2. Die Zwangsgeldandrohung begründet die Verpflichtung des K, die Festsetzung des Zwangsgeldes und dessen Beitreibung zu dulden, und enthält damit ebenfalls eine Regelung im Einzelfall, mithin einen VA. Es handelt sich dabei um einen Annex-VA zu der Gewerbeuntersagung.

III. Die Klagebefugnis gemäß § 42 II VwGO steht K zu, weil er geltend machen kann, im Falle der Rechtswidrigkeit der Gewerbeuntersagung und der Zwangsgeldandrohung in seinem Grundrecht auf freie Berufswahl (Art. 12 I GG) verletzt zu sein.

IV. Folglich war die - gegen die Stadt S als Trägerin des Gewerbeamtes gerichtete (§ 78 I Nr. 1 VwGO) - Klage im Zeitpunkt der Erhebung am 28. 9. zulässig.
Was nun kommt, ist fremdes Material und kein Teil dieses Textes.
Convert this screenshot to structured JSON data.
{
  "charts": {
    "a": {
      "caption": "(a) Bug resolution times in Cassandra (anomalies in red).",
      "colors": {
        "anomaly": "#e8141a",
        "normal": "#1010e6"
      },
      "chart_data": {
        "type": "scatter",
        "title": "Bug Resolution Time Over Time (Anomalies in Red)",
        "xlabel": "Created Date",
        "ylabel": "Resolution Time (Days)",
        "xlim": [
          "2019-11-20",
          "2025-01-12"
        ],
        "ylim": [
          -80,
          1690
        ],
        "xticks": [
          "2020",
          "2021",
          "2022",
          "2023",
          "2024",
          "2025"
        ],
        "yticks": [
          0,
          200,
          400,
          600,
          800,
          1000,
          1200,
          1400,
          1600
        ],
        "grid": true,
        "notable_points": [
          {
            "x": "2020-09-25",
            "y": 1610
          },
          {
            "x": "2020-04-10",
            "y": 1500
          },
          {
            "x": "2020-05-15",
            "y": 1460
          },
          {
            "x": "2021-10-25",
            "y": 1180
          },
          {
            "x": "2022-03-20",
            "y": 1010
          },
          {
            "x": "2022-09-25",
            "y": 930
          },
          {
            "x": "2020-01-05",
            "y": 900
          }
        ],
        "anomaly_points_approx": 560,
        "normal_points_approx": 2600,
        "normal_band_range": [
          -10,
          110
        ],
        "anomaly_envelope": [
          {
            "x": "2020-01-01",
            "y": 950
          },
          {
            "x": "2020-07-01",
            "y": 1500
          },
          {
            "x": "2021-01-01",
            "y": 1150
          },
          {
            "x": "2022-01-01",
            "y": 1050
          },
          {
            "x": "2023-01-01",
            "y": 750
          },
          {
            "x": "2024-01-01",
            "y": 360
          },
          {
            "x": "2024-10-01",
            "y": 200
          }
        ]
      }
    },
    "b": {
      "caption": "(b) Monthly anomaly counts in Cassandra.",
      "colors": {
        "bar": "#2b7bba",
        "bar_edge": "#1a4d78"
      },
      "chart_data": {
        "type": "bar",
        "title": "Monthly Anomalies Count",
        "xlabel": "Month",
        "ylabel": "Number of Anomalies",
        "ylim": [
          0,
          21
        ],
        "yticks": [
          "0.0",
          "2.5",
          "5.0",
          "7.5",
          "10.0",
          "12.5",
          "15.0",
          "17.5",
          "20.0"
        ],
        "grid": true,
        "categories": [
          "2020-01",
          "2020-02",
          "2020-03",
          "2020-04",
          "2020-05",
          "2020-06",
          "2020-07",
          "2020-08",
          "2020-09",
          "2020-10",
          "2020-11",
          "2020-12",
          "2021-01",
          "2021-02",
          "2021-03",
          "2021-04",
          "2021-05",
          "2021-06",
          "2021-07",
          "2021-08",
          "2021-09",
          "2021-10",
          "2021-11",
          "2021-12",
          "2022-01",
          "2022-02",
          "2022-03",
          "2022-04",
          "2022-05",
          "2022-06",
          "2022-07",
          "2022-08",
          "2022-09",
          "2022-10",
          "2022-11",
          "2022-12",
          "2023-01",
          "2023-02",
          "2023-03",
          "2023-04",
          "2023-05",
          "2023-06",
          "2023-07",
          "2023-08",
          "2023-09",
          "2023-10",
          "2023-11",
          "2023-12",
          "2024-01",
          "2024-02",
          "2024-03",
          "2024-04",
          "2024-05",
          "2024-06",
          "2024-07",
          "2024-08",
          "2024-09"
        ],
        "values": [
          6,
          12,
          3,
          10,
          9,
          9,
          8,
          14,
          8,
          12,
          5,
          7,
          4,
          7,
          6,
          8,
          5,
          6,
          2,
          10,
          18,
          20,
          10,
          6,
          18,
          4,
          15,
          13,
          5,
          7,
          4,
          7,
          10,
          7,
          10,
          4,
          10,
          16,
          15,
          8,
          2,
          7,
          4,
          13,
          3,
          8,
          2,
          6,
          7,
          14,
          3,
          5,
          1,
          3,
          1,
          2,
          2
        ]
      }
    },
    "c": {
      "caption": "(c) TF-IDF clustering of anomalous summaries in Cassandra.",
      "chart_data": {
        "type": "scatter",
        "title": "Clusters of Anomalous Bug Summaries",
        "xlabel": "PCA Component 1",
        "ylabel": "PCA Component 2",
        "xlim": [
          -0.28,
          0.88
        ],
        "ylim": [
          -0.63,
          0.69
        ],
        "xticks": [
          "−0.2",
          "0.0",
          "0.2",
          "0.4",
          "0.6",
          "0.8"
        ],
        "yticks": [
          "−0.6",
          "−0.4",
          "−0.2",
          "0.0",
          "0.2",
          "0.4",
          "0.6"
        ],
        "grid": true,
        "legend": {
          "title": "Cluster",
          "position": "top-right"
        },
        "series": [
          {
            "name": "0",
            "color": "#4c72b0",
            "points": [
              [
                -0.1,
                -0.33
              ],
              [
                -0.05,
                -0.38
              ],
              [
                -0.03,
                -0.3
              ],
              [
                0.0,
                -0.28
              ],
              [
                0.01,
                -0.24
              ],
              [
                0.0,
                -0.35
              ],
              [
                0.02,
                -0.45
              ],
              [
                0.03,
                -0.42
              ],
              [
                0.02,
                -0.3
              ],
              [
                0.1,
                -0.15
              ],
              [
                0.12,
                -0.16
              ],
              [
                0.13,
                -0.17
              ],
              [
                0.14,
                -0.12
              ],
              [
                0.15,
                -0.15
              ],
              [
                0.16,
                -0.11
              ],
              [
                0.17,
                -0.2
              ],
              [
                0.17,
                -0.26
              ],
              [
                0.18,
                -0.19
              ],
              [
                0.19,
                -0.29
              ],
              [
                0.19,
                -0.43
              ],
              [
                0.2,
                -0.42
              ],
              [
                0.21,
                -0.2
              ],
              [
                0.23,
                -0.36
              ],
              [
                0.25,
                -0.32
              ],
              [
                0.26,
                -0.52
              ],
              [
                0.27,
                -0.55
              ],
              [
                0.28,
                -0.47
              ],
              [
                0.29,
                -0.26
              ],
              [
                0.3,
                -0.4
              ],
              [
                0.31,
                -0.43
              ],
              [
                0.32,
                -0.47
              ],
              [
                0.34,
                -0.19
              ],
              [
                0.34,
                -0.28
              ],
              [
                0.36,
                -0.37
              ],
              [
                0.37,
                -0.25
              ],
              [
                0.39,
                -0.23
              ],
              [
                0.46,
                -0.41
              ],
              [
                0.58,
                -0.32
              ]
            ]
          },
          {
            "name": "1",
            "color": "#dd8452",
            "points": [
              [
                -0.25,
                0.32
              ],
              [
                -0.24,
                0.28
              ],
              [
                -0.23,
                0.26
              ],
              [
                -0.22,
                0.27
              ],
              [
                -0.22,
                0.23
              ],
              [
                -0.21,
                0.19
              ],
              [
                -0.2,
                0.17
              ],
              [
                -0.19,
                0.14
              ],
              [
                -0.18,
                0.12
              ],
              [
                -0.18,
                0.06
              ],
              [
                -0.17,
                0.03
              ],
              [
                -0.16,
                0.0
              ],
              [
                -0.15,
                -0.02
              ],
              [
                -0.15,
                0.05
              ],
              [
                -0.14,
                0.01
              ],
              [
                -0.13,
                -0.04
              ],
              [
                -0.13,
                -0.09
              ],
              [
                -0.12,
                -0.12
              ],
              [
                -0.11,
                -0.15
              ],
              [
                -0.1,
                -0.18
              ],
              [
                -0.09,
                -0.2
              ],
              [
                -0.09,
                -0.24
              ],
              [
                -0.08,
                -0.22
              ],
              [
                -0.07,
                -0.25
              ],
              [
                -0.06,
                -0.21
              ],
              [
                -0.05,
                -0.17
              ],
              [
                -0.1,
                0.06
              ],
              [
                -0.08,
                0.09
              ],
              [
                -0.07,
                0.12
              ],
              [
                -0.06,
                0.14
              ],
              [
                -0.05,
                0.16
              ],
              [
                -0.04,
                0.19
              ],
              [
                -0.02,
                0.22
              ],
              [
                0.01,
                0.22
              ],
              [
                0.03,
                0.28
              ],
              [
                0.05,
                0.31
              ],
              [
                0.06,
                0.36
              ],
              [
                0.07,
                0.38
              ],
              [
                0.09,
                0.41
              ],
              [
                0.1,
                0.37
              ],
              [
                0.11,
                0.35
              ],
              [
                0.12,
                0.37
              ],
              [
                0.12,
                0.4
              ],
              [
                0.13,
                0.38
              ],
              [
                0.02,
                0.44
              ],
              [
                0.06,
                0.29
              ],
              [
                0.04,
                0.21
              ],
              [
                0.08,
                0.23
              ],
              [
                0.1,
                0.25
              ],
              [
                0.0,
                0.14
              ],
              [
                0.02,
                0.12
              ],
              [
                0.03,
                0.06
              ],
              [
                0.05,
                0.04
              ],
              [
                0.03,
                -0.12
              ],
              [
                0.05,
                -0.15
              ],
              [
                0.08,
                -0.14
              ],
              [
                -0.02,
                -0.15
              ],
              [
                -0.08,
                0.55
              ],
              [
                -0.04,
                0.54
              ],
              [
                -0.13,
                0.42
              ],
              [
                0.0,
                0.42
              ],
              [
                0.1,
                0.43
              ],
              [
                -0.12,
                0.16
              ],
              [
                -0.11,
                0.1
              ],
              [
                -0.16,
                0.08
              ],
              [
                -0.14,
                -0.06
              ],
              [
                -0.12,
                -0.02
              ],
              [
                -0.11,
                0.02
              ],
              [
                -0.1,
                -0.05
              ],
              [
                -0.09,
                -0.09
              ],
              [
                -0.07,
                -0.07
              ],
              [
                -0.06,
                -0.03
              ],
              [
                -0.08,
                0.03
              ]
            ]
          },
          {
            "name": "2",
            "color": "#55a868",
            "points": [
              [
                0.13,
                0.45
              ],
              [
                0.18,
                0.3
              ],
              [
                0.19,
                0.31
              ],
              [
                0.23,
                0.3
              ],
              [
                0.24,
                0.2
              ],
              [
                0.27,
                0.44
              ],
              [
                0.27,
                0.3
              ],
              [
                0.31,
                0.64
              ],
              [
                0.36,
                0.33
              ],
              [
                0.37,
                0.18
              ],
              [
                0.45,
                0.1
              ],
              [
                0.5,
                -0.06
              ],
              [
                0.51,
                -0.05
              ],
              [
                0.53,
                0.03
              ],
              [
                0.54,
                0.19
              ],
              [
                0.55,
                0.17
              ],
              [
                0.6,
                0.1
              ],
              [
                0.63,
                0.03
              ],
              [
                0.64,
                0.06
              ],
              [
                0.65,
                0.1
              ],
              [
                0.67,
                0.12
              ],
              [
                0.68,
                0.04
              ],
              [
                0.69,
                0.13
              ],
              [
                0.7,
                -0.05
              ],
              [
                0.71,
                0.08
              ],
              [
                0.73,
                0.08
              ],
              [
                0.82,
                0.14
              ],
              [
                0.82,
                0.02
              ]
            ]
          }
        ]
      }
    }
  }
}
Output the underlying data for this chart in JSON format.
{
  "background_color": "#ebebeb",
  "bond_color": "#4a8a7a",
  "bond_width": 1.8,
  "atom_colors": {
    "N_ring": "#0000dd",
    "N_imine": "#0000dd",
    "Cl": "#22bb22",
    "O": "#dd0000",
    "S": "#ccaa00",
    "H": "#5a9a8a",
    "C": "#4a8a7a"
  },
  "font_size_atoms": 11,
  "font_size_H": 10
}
V. Die Klage könnte durch die Eröffnung des Insolvenzverfahrens am 10. 10. unterbrochen worden sein. Dadurch würde die Weiterführung des Verfahrens vorerst unzulässig

1. Welchen Einfluss ein Insolvenzverfahren auf einen Rechtsstreit hat, ist in der VwGO nicht geregelt. Über die Generalverweisung des § 173 VwGO sind grundsätzlich die Vorschriften der ZPO anwendbar. Nach § 240 ZPO wird ein Rechtsstreit durch die Eröffnung des Insolvenzverfahrens unterbrochen, wenn er die Insolvenzmasse betrifft. Ein Rechtsstreit betrifft die Insolvenzmasse, wenn er sich auf das Vermögen des Schuldners bezieht. Eine Gewerbeuntersagung bezieht sich aber auch dann, wenn ihr Grund die fehlende finanzielle Leistungsfähigkeit ist, nicht auf das Vermögen, sondern auf die persönlichen Befugnisse des Betroffenen. BVerwG [12] Die angefochtene Gewerbeuntersagung knüpft an in der Person des K liegende Unzuverlässigkeitstatbestände an und entzieht ihm als Person die Befugnis, bestimmten beruflichen Tätigkeiten nachzugehen. Sie betrifft das berufliche Betätigungsrecht des Gewerbetreibenden. Dieses personenbezogene Recht gehört nicht zur Insolvenzmasse. Diese umfasst gemäß § 35 Abs. 1 InsO allein das dem Gemeinschuldner zur Zeit der Eröffnung des Verfahrens gehörende und das während des Verfahrens erlangte Vermögen (…). Das personenbezogene Recht zur Gewerbeausübung, das aus § 1 GewO folgt, zählt dazu nicht. Dementsprechend unterliegt es auch nicht der Verwaltungsbefugnis des Insolvenzverwalters. Der Rechtsstreit wird daher nicht unterbrochen.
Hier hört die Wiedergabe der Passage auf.